If we understand a place to be its buildings, roads, and houses, then the old Yungay has disappeared. But if place is also made of memories, dreams, and aspirations, then the old Yungay is still existent. Pictures of the old Yungay hang everywhere in the new settlement. The photographs here were taken in homes, hotels, restaurants, shops, schools, and governmental departments.
Most of these images are portraits of the old colonial square. They foreground the whitewashed, neobaroque church, and its surrounding palm trees. In the background stands the majestic Huascarán mountain.
Others are photographs that were taken in the immediate aftermath of the earthquake. They show the trajectory of the landslide from a birds’ eye view or focus on important sites of its mass destruction.
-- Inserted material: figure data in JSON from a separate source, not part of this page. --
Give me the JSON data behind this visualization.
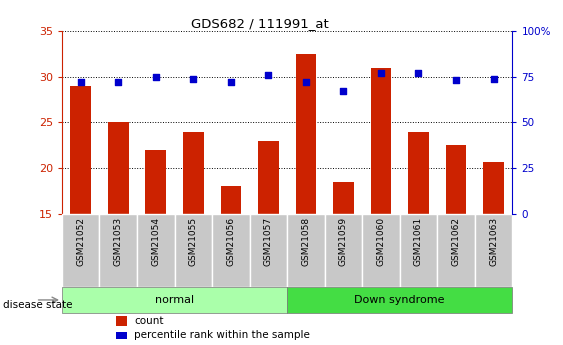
{
  "title": "GDS682 / 111991_at",
  "samples": [
    "GSM21052",
    "GSM21053",
    "GSM21054",
    "GSM21055",
    "GSM21056",
    "GSM21057",
    "GSM21058",
    "GSM21059",
    "GSM21060",
    "GSM21061",
    "GSM21062",
    "GSM21063"
  ],
  "count_values": [
    29,
    25,
    22,
    24,
    18,
    23,
    32.5,
    18.5,
    31,
    24,
    22.5,
    20.7
  ],
  "percentile_values": [
    72,
    72,
    75,
    74,
    72,
    76,
    72,
    67,
    77,
    77,
    73,
    74
  ],
  "count_base": 15,
  "count_ylim": [
    15,
    35
  ],
  "count_yticks": [
    15,
    20,
    25,
    30,
    35
  ],
  "percentile_ylim": [
    0,
    100
  ],
  "percentile_yticks": [
    0,
    25,
    50,
    75,
    100
  ],
  "bar_color": "#cc2200",
  "dot_color": "#0000cc",
  "left_axis_color": "#cc2200",
  "right_axis_color": "#0000cc",
  "grid_color": "#000000",
  "normal_indices": [
    0,
    1,
    2,
    3,
    4,
    5
  ],
  "down_indices": [
    6,
    7,
    8,
    9,
    10,
    11
  ],
  "normal_label": "normal",
  "down_label": "Down syndrome",
  "disease_label": "disease state",
  "legend_count": "count",
  "legend_pct": "percentile rank within the sample",
  "bg_xtick": "#c8c8c8",
  "normal_color": "#aaffaa",
  "down_color": "#44dd44",
  "bar_width": 0.55
}
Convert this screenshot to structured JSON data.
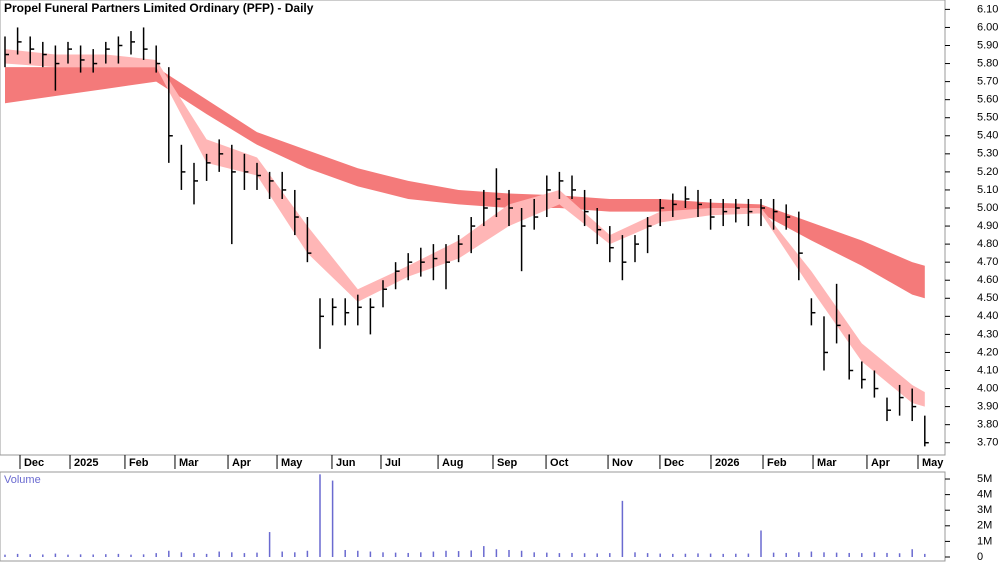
{
  "chart_data": [
    {
      "type": "ohlc",
      "title": "Propel Funeral Partners Limited Ordinary (PFP) - Daily",
      "color": "#000000",
      "high": [
        5.95,
        6.0,
        5.95,
        5.92,
        5.9,
        5.92,
        5.9,
        5.88,
        5.92,
        5.95,
        5.98,
        6.0,
        5.9,
        5.78,
        5.35,
        5.25,
        5.3,
        5.38,
        5.35,
        5.3,
        5.25,
        5.2,
        5.2,
        5.1,
        4.95,
        4.5,
        4.5,
        4.5,
        4.52,
        4.5,
        4.6,
        4.7,
        4.75,
        4.78,
        4.8,
        4.8,
        4.85,
        4.95,
        5.1,
        5.22,
        5.1,
        5.0,
        5.05,
        5.18,
        5.2,
        5.18,
        5.1,
        5.0,
        4.9,
        4.85,
        4.85,
        4.95,
        5.05,
        5.08,
        5.12,
        5.1,
        5.05,
        5.05,
        5.05,
        5.05,
        5.05,
        5.05,
        5.02,
        4.98,
        4.5,
        4.4,
        4.58,
        4.3,
        4.15,
        4.1,
        3.95,
        4.02,
        4.0,
        3.85
      ],
      "low": [
        5.78,
        5.85,
        5.8,
        5.78,
        5.65,
        5.8,
        5.75,
        5.75,
        5.8,
        5.8,
        5.85,
        5.82,
        5.75,
        5.25,
        5.1,
        5.02,
        5.15,
        5.2,
        4.8,
        5.1,
        5.1,
        5.05,
        5.05,
        4.85,
        4.7,
        4.22,
        4.35,
        4.35,
        4.35,
        4.3,
        4.45,
        4.55,
        4.6,
        4.62,
        4.6,
        4.55,
        4.7,
        4.75,
        4.9,
        4.95,
        4.9,
        4.65,
        4.88,
        4.95,
        5.05,
        5.05,
        4.9,
        4.8,
        4.7,
        4.6,
        4.7,
        4.75,
        4.9,
        4.95,
        5.0,
        4.95,
        4.88,
        4.9,
        4.92,
        4.9,
        4.9,
        4.88,
        4.88,
        4.6,
        4.35,
        4.1,
        4.25,
        4.05,
        4.0,
        3.95,
        3.82,
        3.85,
        3.82,
        3.68
      ],
      "close": [
        5.85,
        5.92,
        5.88,
        5.85,
        5.8,
        5.88,
        5.82,
        5.8,
        5.88,
        5.9,
        5.92,
        5.88,
        5.8,
        5.4,
        5.2,
        5.15,
        5.25,
        5.3,
        5.2,
        5.2,
        5.18,
        5.15,
        5.1,
        4.95,
        4.75,
        4.4,
        4.45,
        4.42,
        4.45,
        4.45,
        4.55,
        4.65,
        4.7,
        4.7,
        4.72,
        4.7,
        4.8,
        4.9,
        5.0,
        5.05,
        5.0,
        4.9,
        4.95,
        5.1,
        5.15,
        5.1,
        4.98,
        4.88,
        4.78,
        4.7,
        4.8,
        4.9,
        5.0,
        5.02,
        5.05,
        5.02,
        4.95,
        4.98,
        5.0,
        4.98,
        5.0,
        4.98,
        4.95,
        4.75,
        4.42,
        4.2,
        4.35,
        4.1,
        4.05,
        4.0,
        3.88,
        3.95,
        3.9,
        3.7
      ],
      "bands": [
        {
          "color": "#f47a7a",
          "x": [
            0,
            4,
            8,
            12,
            16,
            20,
            24,
            28,
            32,
            36,
            40,
            44,
            48,
            52,
            56,
            60,
            64,
            68,
            72,
            73
          ],
          "upper": [
            5.78,
            5.78,
            5.78,
            5.78,
            5.6,
            5.42,
            5.32,
            5.22,
            5.15,
            5.1,
            5.08,
            5.07,
            5.05,
            5.05,
            5.03,
            5.02,
            4.92,
            4.82,
            4.7,
            4.68
          ],
          "lower": [
            5.58,
            5.62,
            5.66,
            5.7,
            5.52,
            5.35,
            5.22,
            5.12,
            5.05,
            5.02,
            5.0,
            5.0,
            4.98,
            4.98,
            4.97,
            4.97,
            4.82,
            4.68,
            4.52,
            4.5
          ]
        },
        {
          "color": "#ffb6b6",
          "x": [
            0,
            4,
            8,
            12,
            16,
            20,
            24,
            28,
            32,
            36,
            40,
            44,
            48,
            52,
            56,
            60,
            64,
            68,
            72,
            73
          ],
          "upper": [
            5.88,
            5.85,
            5.85,
            5.82,
            5.38,
            5.28,
            4.9,
            4.55,
            4.68,
            4.82,
            5.02,
            5.1,
            4.85,
            4.98,
            5.0,
            5.0,
            4.65,
            4.25,
            4.02,
            3.98
          ],
          "lower": [
            5.8,
            5.78,
            5.78,
            5.78,
            5.25,
            5.18,
            4.75,
            4.48,
            4.62,
            4.72,
            4.9,
            5.02,
            4.8,
            4.92,
            4.96,
            4.97,
            4.55,
            4.15,
            3.92,
            3.9
          ]
        }
      ],
      "ylim": [
        3.632,
        6.152
      ],
      "yticks": [
        {
          "value": 3.7,
          "label": "3.70"
        },
        {
          "value": 3.8,
          "label": "3.80"
        },
        {
          "value": 3.9,
          "label": "3.90"
        },
        {
          "value": 4.0,
          "label": "4.00"
        },
        {
          "value": 4.1,
          "label": "4.10"
        },
        {
          "value": 4.2,
          "label": "4.20"
        },
        {
          "value": 4.3,
          "label": "4.30"
        },
        {
          "value": 4.4,
          "label": "4.40"
        },
        {
          "value": 4.5,
          "label": "4.50"
        },
        {
          "value": 4.6,
          "label": "4.60"
        },
        {
          "value": 4.7,
          "label": "4.70"
        },
        {
          "value": 4.8,
          "label": "4.80"
        },
        {
          "value": 4.9,
          "label": "4.90"
        },
        {
          "value": 5.0,
          "label": "5.00"
        },
        {
          "value": 5.1,
          "label": "5.10"
        },
        {
          "value": 5.2,
          "label": "5.20"
        },
        {
          "value": 5.3,
          "label": "5.30"
        },
        {
          "value": 5.4,
          "label": "5.40"
        },
        {
          "value": 5.5,
          "label": "5.50"
        },
        {
          "value": 5.6,
          "label": "5.60"
        },
        {
          "value": 5.7,
          "label": "5.70"
        },
        {
          "value": 5.8,
          "label": "5.80"
        },
        {
          "value": 5.9,
          "label": "5.90"
        },
        {
          "value": 6.0,
          "label": "6.00"
        },
        {
          "value": 6.1,
          "label": "6.10"
        }
      ],
      "xticks": [
        {
          "value": 1.19,
          "label": "Dec"
        },
        {
          "value": 5.16,
          "label": "2025"
        },
        {
          "value": 9.52,
          "label": "Feb"
        },
        {
          "value": 13.49,
          "label": "Mar"
        },
        {
          "value": 17.7,
          "label": "Apr"
        },
        {
          "value": 21.59,
          "label": "May"
        },
        {
          "value": 25.95,
          "label": "Jun"
        },
        {
          "value": 29.84,
          "label": "Jul"
        },
        {
          "value": 34.37,
          "label": "Aug"
        },
        {
          "value": 38.73,
          "label": "Sep"
        },
        {
          "value": 42.94,
          "label": "Oct"
        },
        {
          "value": 47.86,
          "label": "Nov"
        },
        {
          "value": 51.98,
          "label": "Dec"
        },
        {
          "value": 56.03,
          "label": "2026"
        },
        {
          "value": 60.16,
          "label": "Feb"
        },
        {
          "value": 64.13,
          "label": "Mar"
        },
        {
          "value": 68.41,
          "label": "Apr"
        },
        {
          "value": 72.46,
          "label": "May"
        }
      ]
    },
    {
      "type": "bar",
      "title": "Volume",
      "color": "#6a6ad0",
      "values": [
        150000,
        200000,
        180000,
        160000,
        220000,
        150000,
        170000,
        160000,
        180000,
        200000,
        150000,
        170000,
        250000,
        400000,
        300000,
        250000,
        200000,
        350000,
        300000,
        250000,
        280000,
        1600000,
        350000,
        300000,
        400000,
        5300000,
        4900000,
        450000,
        400000,
        350000,
        300000,
        280000,
        260000,
        300000,
        350000,
        400000,
        380000,
        420000,
        700000,
        500000,
        450000,
        400000,
        300000,
        280000,
        250000,
        260000,
        240000,
        230000,
        250000,
        3600000,
        300000,
        250000,
        220000,
        200000,
        210000,
        230000,
        220000,
        200000,
        210000,
        220000,
        1700000,
        280000,
        260000,
        300000,
        350000,
        300000,
        280000,
        260000,
        250000,
        300000,
        260000,
        240000,
        500000,
        200000
      ],
      "ylim": [
        0,
        5450000
      ],
      "yticks": [
        0,
        {
          "value": 1000000,
          "label": "1M"
        },
        {
          "value": 2000000,
          "label": "2M"
        },
        {
          "value": 3000000,
          "label": "3M"
        },
        {
          "value": 4000000,
          "label": "4M"
        },
        {
          "value": 5000000,
          "label": "5M"
        }
      ]
    }
  ]
}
These are depictions of a past that evokes pride and nostalgia. Some of Yungay’s oldest residents dream of old Yungay as the future. They wish that the new Yungay could become what it once was, or what it could have been, before the disaster. They long to recuperate their homes and their lands that were lost after the landslide. Like these images, such desires haunt Yungay like ghostly apparitions or faded possibilities.
But other people remember Yungay as it was with great pain and difficulty. These recollections of Yungay are visceral, and summon memories of misery and mistreatment. Yungay was a place of deeply ingrained social hierarchies and inequalities that functioned on the basis of class, race, religion, and ethnicity. The disaster was hellish, but it also created opportunities for those systematically excluded by this old order. Families were offered houses and work during the initial phases of the reconstruction process.